Where all of this leads? To whether women might have changed the outcome of this horrifying tale—and the role gender played in it from the start.
From Mike McQueary, the ginger-haired coaching assistant who told a grand jury that he walked in on a naked Sandusky allegedly raping a young boy in a shower—and chose to call his father instead of police—to the slew of male university officials (six of them in all) who are believed to have known about the incident but remained silent, the only female names we’ve seen associated with this case have been the ones exposing it: the mother who first called Sandusky to ask what the hell he was doing in a shower with her son; Linda Kelly, the attorney general who brought the charges against him; Sara Ganim, the Penn State grad who broke the story for the local paper, and has since been relentlessly covering it.
As one source close to Jerry Sandusky told The Daily Beast: “Had it been a woman who had walked in on that boy in the shower, I can guarantee it would not have resulted in anything other than a 911 call.”

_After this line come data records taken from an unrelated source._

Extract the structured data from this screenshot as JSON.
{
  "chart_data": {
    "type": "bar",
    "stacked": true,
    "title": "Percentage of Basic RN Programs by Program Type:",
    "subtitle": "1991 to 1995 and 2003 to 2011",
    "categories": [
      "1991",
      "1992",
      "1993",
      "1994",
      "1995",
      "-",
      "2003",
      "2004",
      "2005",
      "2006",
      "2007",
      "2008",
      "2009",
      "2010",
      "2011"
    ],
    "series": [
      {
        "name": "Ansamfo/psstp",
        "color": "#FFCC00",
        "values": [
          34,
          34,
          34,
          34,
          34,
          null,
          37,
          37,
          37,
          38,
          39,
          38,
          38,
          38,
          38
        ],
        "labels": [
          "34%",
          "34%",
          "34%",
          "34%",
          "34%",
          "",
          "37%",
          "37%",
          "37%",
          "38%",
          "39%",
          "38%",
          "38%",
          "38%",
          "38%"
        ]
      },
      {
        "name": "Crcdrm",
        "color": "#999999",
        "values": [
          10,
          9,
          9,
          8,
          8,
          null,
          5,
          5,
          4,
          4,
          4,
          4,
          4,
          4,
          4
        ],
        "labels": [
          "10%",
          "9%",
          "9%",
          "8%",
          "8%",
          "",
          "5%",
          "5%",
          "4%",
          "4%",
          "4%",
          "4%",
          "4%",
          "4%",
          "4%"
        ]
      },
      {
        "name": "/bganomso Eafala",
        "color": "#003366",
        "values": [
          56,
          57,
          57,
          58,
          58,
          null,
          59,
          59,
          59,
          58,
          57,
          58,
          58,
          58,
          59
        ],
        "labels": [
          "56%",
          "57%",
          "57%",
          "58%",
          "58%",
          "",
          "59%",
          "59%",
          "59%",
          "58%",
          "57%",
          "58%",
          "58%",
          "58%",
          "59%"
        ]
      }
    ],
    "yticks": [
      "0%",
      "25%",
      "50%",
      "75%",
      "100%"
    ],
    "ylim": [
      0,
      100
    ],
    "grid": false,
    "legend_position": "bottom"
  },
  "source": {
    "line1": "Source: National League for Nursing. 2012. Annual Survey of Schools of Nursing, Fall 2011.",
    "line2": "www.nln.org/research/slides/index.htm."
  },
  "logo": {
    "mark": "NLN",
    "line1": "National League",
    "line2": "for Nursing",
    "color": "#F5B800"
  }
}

“There’s a gender element to everything,” says Andrew Shubin, a central Pennsylvania civil-rights attorney who is representing a number of the victims. He notes that, even in an opposite situation—had somebody said they walked in on Sandusky raping a young girl, instead of a boy—“it might have been an easier thing to understand.”

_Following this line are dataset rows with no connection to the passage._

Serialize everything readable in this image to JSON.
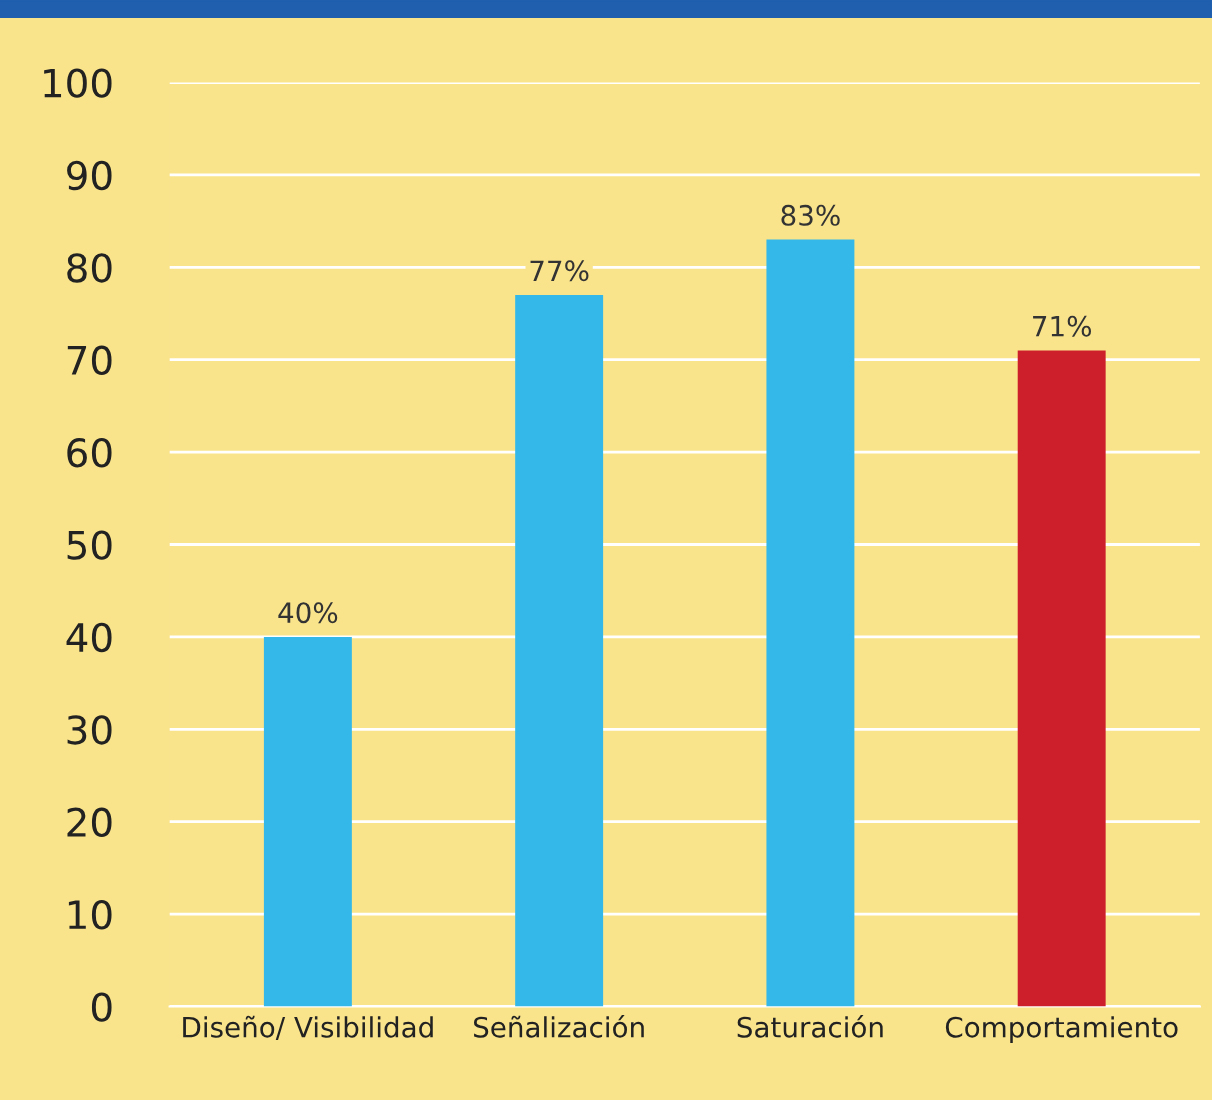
{
  "chart_data": {
    "type": "bar",
    "categories": [
      "Diseño/ Visibilidad",
      "Señalización",
      "Saturación",
      "Comportamiento"
    ],
    "values": [
      40,
      77,
      83,
      71
    ],
    "colors": [
      "#33b8e9",
      "#33b8e9",
      "#33b8e9",
      "#cc1f2b"
    ],
    "value_labels": [
      "40%",
      "77%",
      "83%",
      "71%"
    ],
    "ylim": [
      0,
      100
    ],
    "yticks": [
      0,
      10,
      20,
      30,
      40,
      50,
      60,
      70,
      80,
      90,
      100
    ],
    "grid": "y"
  }
}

There are other questions, too: Might the victims have been more willing to come forward had they been female, where, some might say, the idea of talking about a rape is less taboo? Had this not been football, where pats on the ass and lurid locker-room talk are routine—yet to be “gay” is roundly condemned—might these boys have recognized the abuse earlier? (As Naomi Mezey, a Georgetown law professor who studies cultural identity, puts it, “Sports is one of those places where male physicality with each other is allowable, yet is simultaneously deeply homophobic.”) And, lastly, would this horrifying narrative have turned out any differently had the culture surrounding it not been so chauvinistic?
“I don’t think we are going to see women coaches raping 10-year-olds any time soon, and if one did, I think she would be out on her ear in no time,” says journalist Katha Pollitt, a columnist at The Nation. “And female students leading a riot in defense of child molesters? I doubt it. This whole thing is just patriarchal from top to bottom.”

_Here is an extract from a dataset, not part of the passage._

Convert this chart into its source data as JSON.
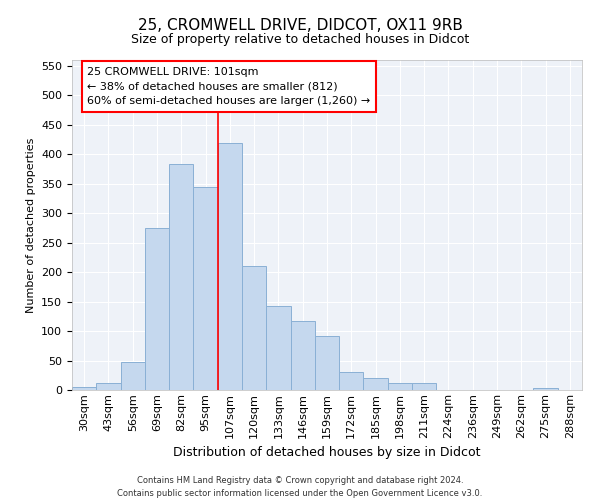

Whether or not we agree, it’s easy to make the argument that close-knit, insular groups of men have been known to do bad things (think: the Catholic Church). Studies show that dissenting voices are crucial to countering group think—especially in realms where pledging allegiance to a hierarchy are the norm. In the business world, companies with equal numbers of men and women on their boards are more successful. We’ll probably never know if that would be the case in football.
It is, however, well known among State College community members that Penn State’s athletic department is about as insular as they come: powerful, fraternal, and—until recently—seemingly untouchable. Like the Catholic Church, Penn State football was based on ritual and worship, loyalty and power. Joe Paterno was its God, blue and white its collective uniform. Simply having a woman in the room does not, of course, shield an institution from corruption, misogyny, or violence—but it might present a different perspective. As Nicole Rodgers in The American Prospect put it this week, is there something distinctly male about the type of behavior that allows one to prioritize loyalty to powerful institutions and friends over protecting children?
“Any institution where there’s no women around—like the Church, like football, like the Middle East, like fraternities—things go to shit,” Bill Maher declared on his HBO show last week, among a panel of all men. He later reiterated the stance among the ladies of The View. “When men are just among men, they do stupid things.”